The results of this study led them to recommend the avoidance of CO2 pneumoperitoneum for the evaluation of patients with head injuries. Undoubtedly, gasless laparoscopy could replace CO2 pneumoperitoneum in these cases. Missed intra-abdominal injuries are among the most frequent causes of potentially preventable trauma deaths. The evaluation and management of abdominal trauma is dependant on multiple factors, including mechanism of injury, location of the injury, hemodynamic status of the patient, neurological status of the patient, associated injuries, and institutional resources.

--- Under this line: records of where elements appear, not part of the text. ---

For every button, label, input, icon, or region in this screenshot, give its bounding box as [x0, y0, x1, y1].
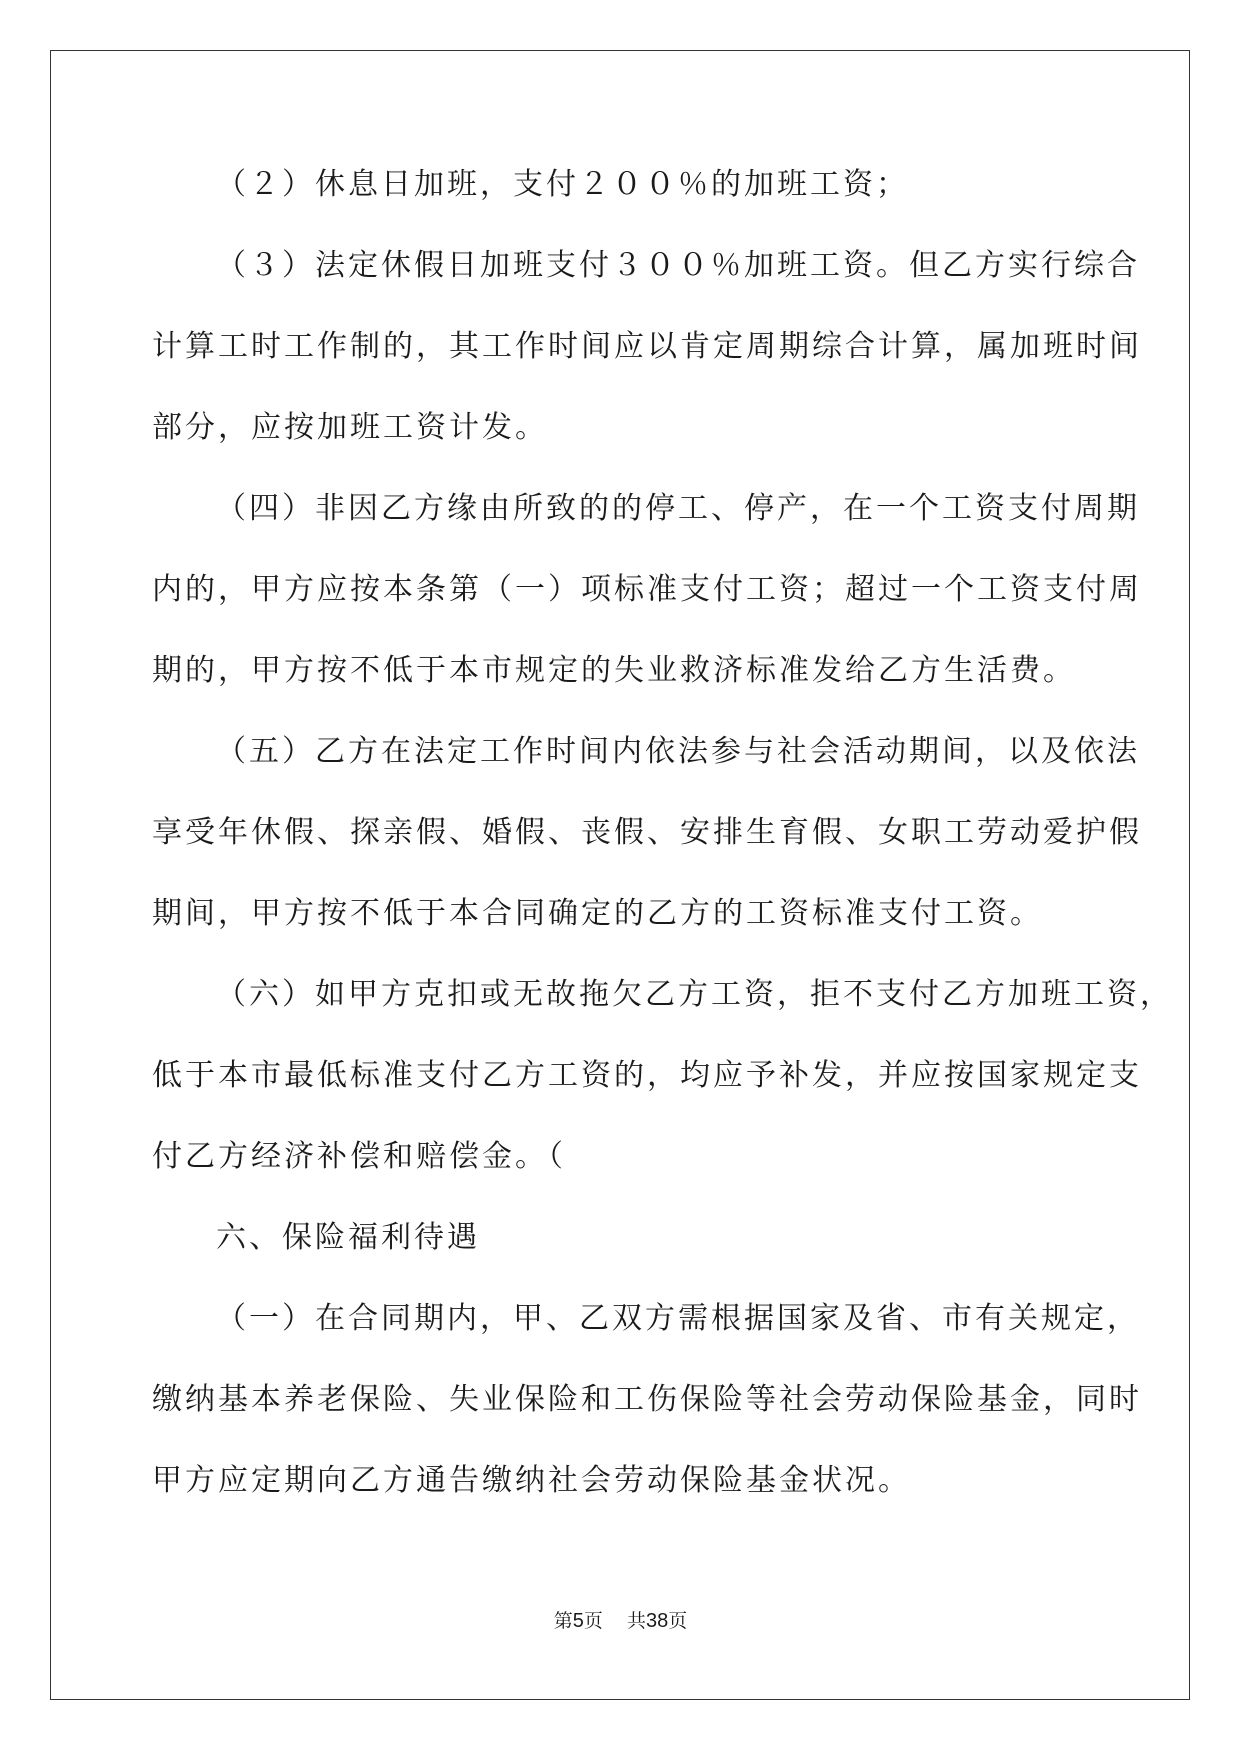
paragraph-line: （一）在合同期内，甲、乙双方需根据国家及省、市有关规定，: [216, 1301, 1140, 1336]
page-footer: [0, 1606, 1241, 1633]
paragraph-line: 享受年休假、探亲假、婚假、丧假、安排生育假、女职工劳动爱护假: [152, 815, 1142, 850]
paragraph-line: 缴纳基本养老保险、失业保险和工伤保险等社会劳动保险基金，同时: [152, 1382, 1142, 1417]
paragraph-line: 甲方应定期向乙方通告缴纳社会劳动保险基金状况。: [152, 1463, 911, 1498]
paragraph-line: 部分，应按加班工资计发。: [152, 410, 548, 445]
paragraph-line: （２）休息日加班，支付２００％的加班工资；: [216, 167, 909, 202]
total-label-prefix: 共: [627, 1610, 647, 1632]
paragraph-line: 低于本市最低标准支付乙方工资的，均应予补发，并应按国家规定支: [152, 1058, 1142, 1093]
document-body: [152, 165, 1173, 1542]
total-pages: 38: [646, 1610, 669, 1632]
paragraph-line: （六）如甲方克扣或无故拖欠乙方工资，拒不支付乙方加班工资，: [216, 977, 1173, 1012]
page-label-prefix: 第: [553, 1610, 573, 1632]
paragraph-line: 计算工时工作制的，其工作时间应以肯定周期综合计算，属加班时间: [152, 329, 1142, 364]
page-number: 5: [572, 1610, 584, 1632]
section-heading: 六、保险福利待遇: [216, 1220, 480, 1255]
paragraph-line: 付乙方经济补偿和赔偿金。（: [152, 1139, 566, 1174]
paragraph-line: （五）乙方在法定工作时间内依法参与社会活动期间，以及依法: [216, 734, 1140, 769]
paragraph-line: 期的，甲方按不低于本市规定的失业救济标准发给乙方生活费。: [152, 653, 1076, 688]
paragraph-line: （３）法定休假日加班支付３００％加班工资。但乙方实行综合: [216, 248, 1140, 283]
paragraph-line: 内的，甲方应按本条第（一）项标准支付工资；超过一个工资支付周: [152, 572, 1142, 607]
page-label-suffix: 页: [583, 1610, 603, 1632]
paragraph-line: （四）非因乙方缘由所致的的停工、停产，在一个工资支付周期: [216, 491, 1140, 526]
total-label-suffix: 页: [668, 1610, 688, 1632]
paragraph-line: 期间，甲方按不低于本合同确定的乙方的工资标准支付工资。: [152, 896, 1043, 931]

Therefore careful selection, a high index of suspicion, and a low threshold for laparotomy will provide the patient with the benefits of minimally invasive surgery and reducing the rates and morbidity of unnecessary laparotomy.


Complications may occur during access, trocar insertion, or the diagnostic manipulation of viscera. These complications include cardiac arrhythmias, hemodynamic instability due to decreased venous return, bleeding, bile leak, perforation of a hollow viscus, laceration of a solid organ, vascular injury, gas embolism, and subcutaneous or extraperitoneal dissection of the insufflation gas. If proper sterilization of instrument is not done then wound infection or leakage of ascites may occur postoperatively. Failure to accurately diagnose the extent of intra-abdominal pathology is another potential complication for which a patient may have to go for other surgery.


Diagnostic laparoscopy is one of the very important methods of investigation for patients in whom the diagnosis or extent of the disease is unclear or the abdominal findings are equivocal. It can be performed safely in an inpatient or outpatient setting, potentially expediting diagnosis and treatment.